Il est vrai que le noirisme sanguinaire de François Duvalier et sa récupération du discours identitaire de Price-Mars avaient gravement amoindri la portée symbolique de la critique de celui-ci du bovarysme haïtien ; mais ça ne veut nullement dire que la critique elle-même était dépassée. En fait, si on analyse suivant la méthodologie de la psychanalyse freudienne les auteurs contemporains critiques de la critique de Price-Mars du bovarysme (Édouard Glissant, René Depestre et Dany Laferrière parmi les plus notables), on verra qu’ils ont en commun les points suivants : ils veulent tous tuer le père (Price-Mars) pour pouvoir avoir la voie libre d’épouser la mère (la France) et sa grande culture civilisante (la langue française), au mépris de leur langue maternelle (le créole) et leur culture ancestrale (le vodou). Naturellement, l’embrassade de la mère se révèlera d’autant plus ouverte et provocatrice qu’elle dissimule un sentiment de honte de soi et d’internalisation du mépris manifestée par la mère, dominatrice et insensible. Freud aurait beaucoup à dire en effet s’il devait analyser les multiples personnalités et les divers mondes revendiqués par Glissant, Depestre et Laferrière !

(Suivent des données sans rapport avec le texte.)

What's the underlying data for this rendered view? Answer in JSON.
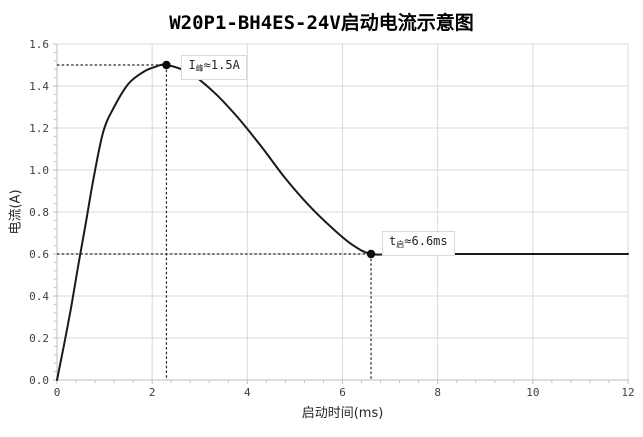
{
  "chart_data": {
    "type": "line",
    "title": "W20P1-BH4ES-24V启动电流示意图",
    "xlabel": "启动时间(ms)",
    "ylabel": "电流(A)",
    "xlim": [
      0,
      12
    ],
    "ylim": [
      0,
      1.6
    ],
    "x_tick_values": [
      0,
      2,
      4,
      6,
      8,
      10,
      12
    ],
    "x_tick_labels": [
      "0",
      "2",
      "4",
      "6",
      "8",
      "10",
      "12"
    ],
    "y_tick_values": [
      0,
      0.2,
      0.4,
      0.6,
      0.8,
      1.0,
      1.2,
      1.4,
      1.6
    ],
    "y_tick_labels": [
      "0.0",
      "0.2",
      "0.4",
      "0.6",
      "0.8",
      "1.0",
      "1.2",
      "1.4",
      "1.6"
    ],
    "x_minor_step": 0.4,
    "y_minor_step": 0.04,
    "grid": true,
    "legend": "none",
    "series": [
      {
        "name": "启动电流",
        "points": [
          [
            0,
            0
          ],
          [
            0.15,
            0.17
          ],
          [
            0.3,
            0.35
          ],
          [
            0.45,
            0.55
          ],
          [
            0.6,
            0.74
          ],
          [
            0.76,
            0.95
          ],
          [
            0.97,
            1.18
          ],
          [
            1.2,
            1.3
          ],
          [
            1.5,
            1.41
          ],
          [
            1.8,
            1.465
          ],
          [
            2.05,
            1.49
          ],
          [
            2.3,
            1.5
          ],
          [
            2.8,
            1.46
          ],
          [
            3.3,
            1.37
          ],
          [
            3.8,
            1.25
          ],
          [
            4.3,
            1.11
          ],
          [
            4.8,
            0.96
          ],
          [
            5.3,
            0.83
          ],
          [
            5.8,
            0.72
          ],
          [
            6.2,
            0.645
          ],
          [
            6.6,
            0.6
          ],
          [
            7.2,
            0.6
          ],
          [
            9,
            0.6
          ],
          [
            12,
            0.6
          ]
        ]
      }
    ],
    "markers": [
      {
        "x": 2.3,
        "y": 1.5,
        "label_pre": "I",
        "label_sub": "峰",
        "label_post": "≈1.5A",
        "label_text": "I峰≈1.5A"
      },
      {
        "x": 6.6,
        "y": 0.6,
        "label_pre": "t",
        "label_sub": "启",
        "label_post": "≈6.6ms",
        "label_text": "t启≈6.6ms"
      }
    ],
    "colors": {
      "curve": "#1a1a1a",
      "grid": "#d9d9d9",
      "axis": "#bfbfbf",
      "tick_text": "#404040",
      "dash": "#262626",
      "dot": "#0d0d0d",
      "annotation_border": "#d9d9d9",
      "annotation_text": "#262626",
      "background": "#ffffff"
    }
  }
}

Comme on le sait, l’essentiel de la critique de Price-Mars du bovarysme se résume à ceux qui veuillent se faire paraître autres que ce qu’ils sont véritablement ; une disposition mentale qui encourage le mimétisme, l’auto-dévaluation et l’inauthenticité. Pourquoi ces auteurs en font-ils une vertu ? À ce propos–bien que non proprement relaté au bovarysme–, la réponse qu’a donnée E. Glissant à Gaston Miron quand il lui a demandé pourquoi il n’écrit pas en créole martiniquais–« C’est une question de génération : si j’avais vingt ans aujourd’hui [1995], je commencerais par écrire en créole…»–est bien indicative (Glissant, 1996: 53). Quinze ans plus tard, il n’aura toujours rien publié en créole martiniquais à ce que je sache. Le monolingue martiniquais, haïtien ou sénégalais n’ont pas l’option d’appartenir à plusieurs mondes ; leur monde est régulé par la routine oppressive des états de fait et des imprédictibilités de la contingence dans un monde singulier, leur monde, la localité du présent. J’ai remarqué, par observation empirique, que les monolingues haïtiens vivant aux États-Unis qui avaient souffert de la stigmatisation infériorisante du créole quand ils étaient en Haïti, souffrent aussi de leur déficit de l’anglais par une proportion plus élevée que leurs compatriotes bilingues (créole/français) vivant aussi aux États-Unis. L’impactisation de l’aliénation éducativo-linguistique transcende les frontières et les particularités linguistiques.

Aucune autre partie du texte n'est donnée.